Review of the year 2011 • In 2011, Switzerland’s current account surplus declined by CHF 20 billion to CHF 62 billion, or 11% of gross domestic product (2010: 15%). The main determining factor in this result was the surplus of receipts over expenses in the investment income account, which fell by CHF 17 billion to CHF 32 billion. Income from direct investment abroad, in particular, decreased. In foreign trade in goods and services, a receipts surplus of CHF 60 billion was recorded, compared with CHF 62 billion in 2010. Receipts from exports of goods and services increased by 1%, while expenses for imports of goods and services were up by 2% year-on-year.

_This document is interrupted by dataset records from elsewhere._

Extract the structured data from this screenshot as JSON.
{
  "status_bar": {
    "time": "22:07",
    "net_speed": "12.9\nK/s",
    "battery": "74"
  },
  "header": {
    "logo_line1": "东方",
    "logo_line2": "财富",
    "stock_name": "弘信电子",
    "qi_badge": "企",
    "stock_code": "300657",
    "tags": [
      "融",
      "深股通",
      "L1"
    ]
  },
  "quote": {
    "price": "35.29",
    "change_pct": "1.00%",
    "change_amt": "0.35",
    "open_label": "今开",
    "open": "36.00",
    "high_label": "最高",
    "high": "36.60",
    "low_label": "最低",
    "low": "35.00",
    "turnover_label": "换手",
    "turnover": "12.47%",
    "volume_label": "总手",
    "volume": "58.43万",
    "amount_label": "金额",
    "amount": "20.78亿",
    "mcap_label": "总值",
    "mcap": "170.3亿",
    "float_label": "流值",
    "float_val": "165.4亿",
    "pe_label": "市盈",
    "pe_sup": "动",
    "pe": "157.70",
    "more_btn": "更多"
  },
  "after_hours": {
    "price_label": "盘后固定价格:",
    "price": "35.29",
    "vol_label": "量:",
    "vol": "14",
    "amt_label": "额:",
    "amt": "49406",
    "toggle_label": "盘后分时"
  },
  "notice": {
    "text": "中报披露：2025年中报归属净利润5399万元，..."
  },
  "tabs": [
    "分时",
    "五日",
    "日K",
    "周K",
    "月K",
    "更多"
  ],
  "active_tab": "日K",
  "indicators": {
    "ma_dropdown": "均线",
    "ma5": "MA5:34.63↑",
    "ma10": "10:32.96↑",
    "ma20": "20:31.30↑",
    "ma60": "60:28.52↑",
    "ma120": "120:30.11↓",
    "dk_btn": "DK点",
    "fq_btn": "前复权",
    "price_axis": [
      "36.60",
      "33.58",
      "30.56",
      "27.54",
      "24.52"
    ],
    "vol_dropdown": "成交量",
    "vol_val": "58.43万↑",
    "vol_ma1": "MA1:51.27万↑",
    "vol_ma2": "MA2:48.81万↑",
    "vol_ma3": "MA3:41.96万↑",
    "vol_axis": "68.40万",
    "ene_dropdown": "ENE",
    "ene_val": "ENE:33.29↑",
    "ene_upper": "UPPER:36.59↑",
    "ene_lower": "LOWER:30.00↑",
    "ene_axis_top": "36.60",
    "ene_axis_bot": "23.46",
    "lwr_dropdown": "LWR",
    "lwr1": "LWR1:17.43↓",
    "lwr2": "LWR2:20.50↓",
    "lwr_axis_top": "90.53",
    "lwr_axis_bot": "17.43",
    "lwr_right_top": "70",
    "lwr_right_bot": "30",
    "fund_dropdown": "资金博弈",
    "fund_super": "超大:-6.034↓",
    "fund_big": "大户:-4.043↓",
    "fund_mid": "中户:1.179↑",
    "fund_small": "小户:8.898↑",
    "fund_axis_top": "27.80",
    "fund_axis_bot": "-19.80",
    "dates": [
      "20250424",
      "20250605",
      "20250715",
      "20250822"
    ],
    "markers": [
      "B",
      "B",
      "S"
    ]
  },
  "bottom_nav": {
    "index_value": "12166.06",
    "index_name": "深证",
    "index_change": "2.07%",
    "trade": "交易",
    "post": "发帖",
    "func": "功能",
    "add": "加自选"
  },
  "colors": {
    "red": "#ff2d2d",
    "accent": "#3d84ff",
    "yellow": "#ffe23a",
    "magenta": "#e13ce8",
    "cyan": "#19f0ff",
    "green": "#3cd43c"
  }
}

Financial account • In the financial account, a net capital outflow of CHF 46 billion was recorded, compared with CHF 106 billion a year earlier. In 2011, too, the financial account was greatly influenced by transactions carried out by the Swiss National Bank (SNB). Reserve assets increased by CHF 43 billion on a transaction basis (capital outflow). In addition, the SNB recorded a net outflow of CHF 9 billion from lending transactions with central banks and commercial banks abroad.
Financial account (cont-d) • Direct investment recorded a net capital outflow (of CHF 35 billion), as did portfolio investment abroad (CHF 17 billion). The latter was mainly the result of transactions by the SNB, which repurchased outstanding SNB Bills but, at the same time, did not renew SNB Bills falling due. Net capital inflows were recorded, in particular, for commercial bank lending (CHF 49 billion) and corporate lending (CHF 10 billion).

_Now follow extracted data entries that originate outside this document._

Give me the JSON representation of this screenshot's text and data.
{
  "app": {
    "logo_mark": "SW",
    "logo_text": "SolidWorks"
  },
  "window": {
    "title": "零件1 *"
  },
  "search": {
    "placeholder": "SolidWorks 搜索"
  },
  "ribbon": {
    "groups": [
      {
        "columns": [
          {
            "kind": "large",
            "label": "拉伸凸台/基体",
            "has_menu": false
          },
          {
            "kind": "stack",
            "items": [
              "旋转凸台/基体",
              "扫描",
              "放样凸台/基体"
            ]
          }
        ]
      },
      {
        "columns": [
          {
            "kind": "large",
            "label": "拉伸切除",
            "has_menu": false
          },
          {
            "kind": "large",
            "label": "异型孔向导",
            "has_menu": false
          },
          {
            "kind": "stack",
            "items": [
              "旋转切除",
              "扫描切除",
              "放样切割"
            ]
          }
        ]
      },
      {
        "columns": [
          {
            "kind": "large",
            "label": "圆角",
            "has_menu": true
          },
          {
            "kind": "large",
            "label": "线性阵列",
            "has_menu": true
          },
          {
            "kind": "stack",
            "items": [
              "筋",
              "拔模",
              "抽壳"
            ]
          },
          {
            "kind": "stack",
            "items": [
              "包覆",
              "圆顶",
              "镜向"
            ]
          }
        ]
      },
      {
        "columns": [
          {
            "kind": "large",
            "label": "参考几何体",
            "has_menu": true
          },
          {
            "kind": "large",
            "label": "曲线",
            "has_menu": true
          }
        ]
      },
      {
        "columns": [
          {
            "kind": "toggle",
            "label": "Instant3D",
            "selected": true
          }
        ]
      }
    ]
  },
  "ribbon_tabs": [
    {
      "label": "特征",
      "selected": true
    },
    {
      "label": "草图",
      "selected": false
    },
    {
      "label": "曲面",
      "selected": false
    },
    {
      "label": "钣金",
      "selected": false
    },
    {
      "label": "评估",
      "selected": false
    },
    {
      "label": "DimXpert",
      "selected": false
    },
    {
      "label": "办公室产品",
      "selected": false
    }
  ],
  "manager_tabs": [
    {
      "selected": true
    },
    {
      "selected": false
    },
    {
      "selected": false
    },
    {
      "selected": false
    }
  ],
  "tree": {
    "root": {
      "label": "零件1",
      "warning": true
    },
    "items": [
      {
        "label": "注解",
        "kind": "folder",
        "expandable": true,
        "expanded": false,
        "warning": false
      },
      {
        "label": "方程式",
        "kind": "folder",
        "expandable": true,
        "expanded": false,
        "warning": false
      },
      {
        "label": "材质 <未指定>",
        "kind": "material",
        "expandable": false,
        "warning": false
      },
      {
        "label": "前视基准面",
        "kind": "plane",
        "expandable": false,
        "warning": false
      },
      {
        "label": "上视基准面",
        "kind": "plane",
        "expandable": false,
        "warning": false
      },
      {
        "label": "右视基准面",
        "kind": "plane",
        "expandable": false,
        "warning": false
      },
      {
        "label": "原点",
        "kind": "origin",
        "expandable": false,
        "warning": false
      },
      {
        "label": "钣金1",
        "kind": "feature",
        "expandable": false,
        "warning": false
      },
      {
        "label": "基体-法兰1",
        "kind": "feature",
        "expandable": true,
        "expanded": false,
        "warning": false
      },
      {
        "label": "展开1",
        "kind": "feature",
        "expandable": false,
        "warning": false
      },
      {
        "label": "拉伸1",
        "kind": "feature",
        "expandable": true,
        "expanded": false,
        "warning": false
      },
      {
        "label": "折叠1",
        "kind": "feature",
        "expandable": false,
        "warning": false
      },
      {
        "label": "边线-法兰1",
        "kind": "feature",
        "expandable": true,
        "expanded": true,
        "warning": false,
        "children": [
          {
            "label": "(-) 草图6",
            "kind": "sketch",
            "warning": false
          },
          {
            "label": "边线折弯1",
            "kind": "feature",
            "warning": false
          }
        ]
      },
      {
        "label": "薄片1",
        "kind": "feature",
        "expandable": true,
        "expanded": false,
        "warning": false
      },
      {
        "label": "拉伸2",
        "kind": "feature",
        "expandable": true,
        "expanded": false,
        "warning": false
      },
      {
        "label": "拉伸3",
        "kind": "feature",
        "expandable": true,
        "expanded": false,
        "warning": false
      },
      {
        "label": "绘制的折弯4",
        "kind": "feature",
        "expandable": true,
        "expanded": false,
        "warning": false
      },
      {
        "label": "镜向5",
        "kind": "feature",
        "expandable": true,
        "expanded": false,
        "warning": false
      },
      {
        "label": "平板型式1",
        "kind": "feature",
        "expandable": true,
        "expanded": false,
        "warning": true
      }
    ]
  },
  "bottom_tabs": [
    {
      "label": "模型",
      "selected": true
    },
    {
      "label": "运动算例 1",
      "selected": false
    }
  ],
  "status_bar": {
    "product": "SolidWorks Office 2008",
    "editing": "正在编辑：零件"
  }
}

Review of the year 2012 • The current account surplus amounted to CHF 80 billion, exceeding the 2011 level by CHF 31 billion. The receipts surplus from investment income accounted for the bulk of the increase, rising by CHF 29 billion to CHF 48 billion. The decisive factor for this rise was the higher receipts from Swiss direct investment abroad.

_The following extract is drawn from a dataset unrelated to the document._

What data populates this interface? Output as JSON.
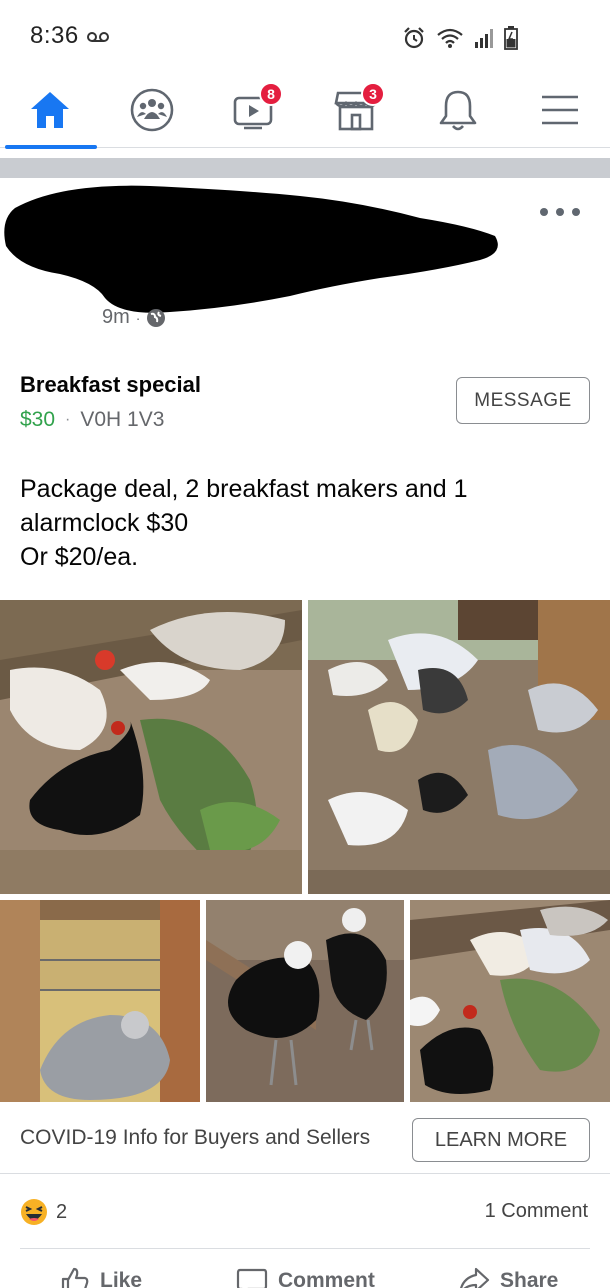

Current account (cont-d) • The receipts surplus from foreign trade in goods went up by CHF 2 billion to CHF 16 billion as a result of receipts for exports growing more than expenses for imports. In contrast, in foreign trade in services, the receipts surplus declined by CHF 3 billion to CHF 43 billion due to expenses for imports expanding more than receipts for exports. The traditional expenses surplus from current transfers declined by CHF 3 billion to CHF 9 billion, with the current account surplus rising accordingly.
Financial account • In 2012, the financial account was shaped by the foreign exchange purchases of the Swiss National Bank (SNB). In reserve assets, outflow of capital totalled CHF 175 billion (2011: CHF 43 billion) on a transaction basis. Direct investment recorded a net capital outflow of CHF 38 billion (2011: CHF 32 billion), largely due to companies in Switzerland increasing their participations abroad.
Financial account (cont-d) • In contrast to the capital outflows of the SNB and direct investment, there was a net inflow from the banks’ lending and deposit business totaling CHF 58 billion (2011: CHF 49 billion). Net capital inflows were also registered for the SNB’s lending business (CHF 23 billion) and for portfolio investment (CHF 14 billion). Overall, the financial account posted a net capital outflow of CHF 104 billion, as against CHF 43 billion in the previous year.